I’ve since purchased the gift and really feel good about it, knowing full well that the positives of doing so - increased resilience, connectedness, control, gratitude, and more as outlined in the aforementioned article -  enhanced by my continued monitoring of his play will only help him to flourish in his life as opposed to detract from his development of which I previously feared. Needless-to-say, my older kids are thrilled too as the struggle of what to buy their little brother for Christmas has since been removed for them as well. Can you say “Mario Kart 8 Deluxe?”

 

If you haven’t read the LearningWorks for Kids article I noted above and you find yourself in the same position as I did  (or even if you don’t but are a parent), I suggest you read it.

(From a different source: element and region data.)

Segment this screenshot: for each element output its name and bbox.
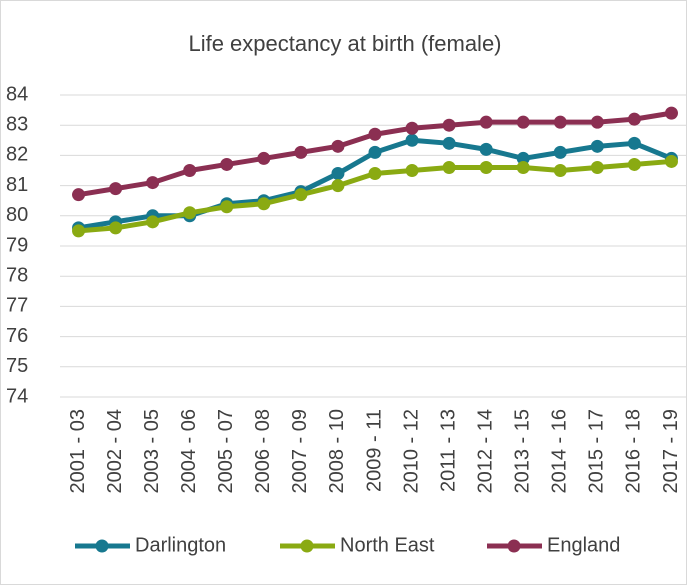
- y-tick-label: 79: [6, 234, 28, 256]
- data-point: [72, 224, 86, 238]
- x-tick-label: 2014 - 16: [549, 409, 571, 494]
- data-point: [479, 115, 493, 129]
- x-tick-label: 2013 - 15: [512, 409, 534, 494]
- x-tick-label: 2006 - 08: [252, 409, 274, 494]
- data-point: [479, 142, 493, 156]
- y-tick-label: 80: [6, 204, 28, 226]
- y-tick-label: 75: [6, 355, 28, 377]
- x-tick-label: 2003 - 05: [141, 409, 163, 494]
- x-tick-label: 2007 - 09: [289, 409, 311, 494]
- data-point: [516, 151, 530, 165]
- y-tick-label: 84: [6, 83, 28, 105]
- data-point: [368, 167, 382, 181]
- chart-title: Life expectancy at birth (female): [188, 31, 501, 56]
- x-tick-label: 2010 - 12: [400, 409, 422, 494]
- legend-label: Darlington: [135, 534, 226, 556]
- data-point: [627, 157, 641, 171]
- y-tick-label: 81: [6, 174, 28, 196]
- data-point: [183, 206, 197, 220]
- x-tick-label: 2004 - 06: [178, 409, 200, 494]
- x-tick-label: 2001 - 03: [67, 409, 89, 494]
- legend-marker: [95, 539, 109, 553]
- y-tick-label: 76: [6, 325, 28, 347]
- data-point: [257, 151, 271, 165]
- data-point: [479, 160, 493, 174]
- data-point: [294, 145, 308, 159]
- data-point: [331, 167, 345, 181]
- x-tick-label: 2005 - 07: [215, 409, 237, 494]
- y-tick-label: 82: [6, 144, 28, 166]
- y-tick-label: 78: [6, 264, 28, 286]
- x-tick-label: 2008 - 10: [326, 409, 348, 494]
- data-point: [590, 115, 604, 129]
- data-point: [331, 139, 345, 153]
- data-point: [109, 182, 123, 196]
- data-point: [405, 133, 419, 147]
- data-point: [109, 221, 123, 235]
- legend-label: England: [547, 534, 620, 556]
- legend-marker: [507, 539, 521, 553]
- legend-label: North East: [340, 534, 435, 556]
- data-point: [146, 176, 160, 190]
- x-tick-label: 2012 - 14: [474, 409, 496, 494]
- x-tick-label: 2002 - 04: [104, 409, 126, 494]
- data-point: [553, 164, 567, 177]
- data-point: [220, 200, 234, 214]
- data-point: [590, 160, 604, 174]
- x-tick-label: 2015 - 17: [586, 409, 608, 494]
- data-point: [257, 197, 271, 211]
- data-point: [183, 164, 197, 177]
- data-point: [294, 188, 308, 202]
- data-point: [627, 136, 641, 150]
- data-point: [442, 118, 456, 132]
- x-tick-label: 2009 - 11: [363, 409, 385, 492]
- data-point: [405, 164, 419, 177]
- data-point: [146, 215, 160, 229]
- data-point: [516, 160, 530, 174]
- legend-marker: [300, 539, 314, 553]
- data-point: [72, 188, 86, 202]
- data-point: [405, 121, 419, 135]
- data-point: [368, 145, 382, 159]
- x-tick-label: 2011 - 13: [437, 409, 459, 492]
- x-tick-label: 2017 - 19: [660, 409, 682, 494]
- data-point: [442, 160, 456, 174]
- data-point: [442, 136, 456, 150]
- y-tick-label: 77: [6, 295, 28, 317]
- x-tick-label: 2016 - 18: [623, 409, 645, 494]
- data-point: [220, 157, 234, 171]
- y-tick-label: 83: [6, 113, 28, 135]
- data-point: [331, 179, 345, 193]
- data-point: [664, 154, 678, 168]
- data-point: [627, 112, 641, 126]
- data-point: [664, 106, 678, 120]
- data-point: [553, 115, 567, 129]
- data-point: [590, 139, 604, 153]
- data-point: [553, 145, 567, 159]
- data-point: [516, 115, 530, 129]
- y-tick-label: 74: [6, 385, 28, 407]
- data-point: [368, 127, 382, 141]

It will put your mind at ease when it comes to your children and video entertainment. This isn’t to say that you no longer need to keep tabs on the quality and quantity of what they are doing when engaged. It just means that you can stop sweating when it comes to preoccupying yourself with the monsters or anti-social couch potatoes you are creating by allowing them to play five minutes of Splatoon 2 past the sound of the buzzer going off in your head.

 

In other words, you can calm down and adopt a more rational perspective on the whole matter. Take it as sound advice from this fifty year-old, rather broken-in mother and remove this particular stressor from your gift-giving list. You can reassign it later when you see the price tag that comes along with the giving such healthy, joy-filled, fun, an descapism entertainment. Ho-ho-ho!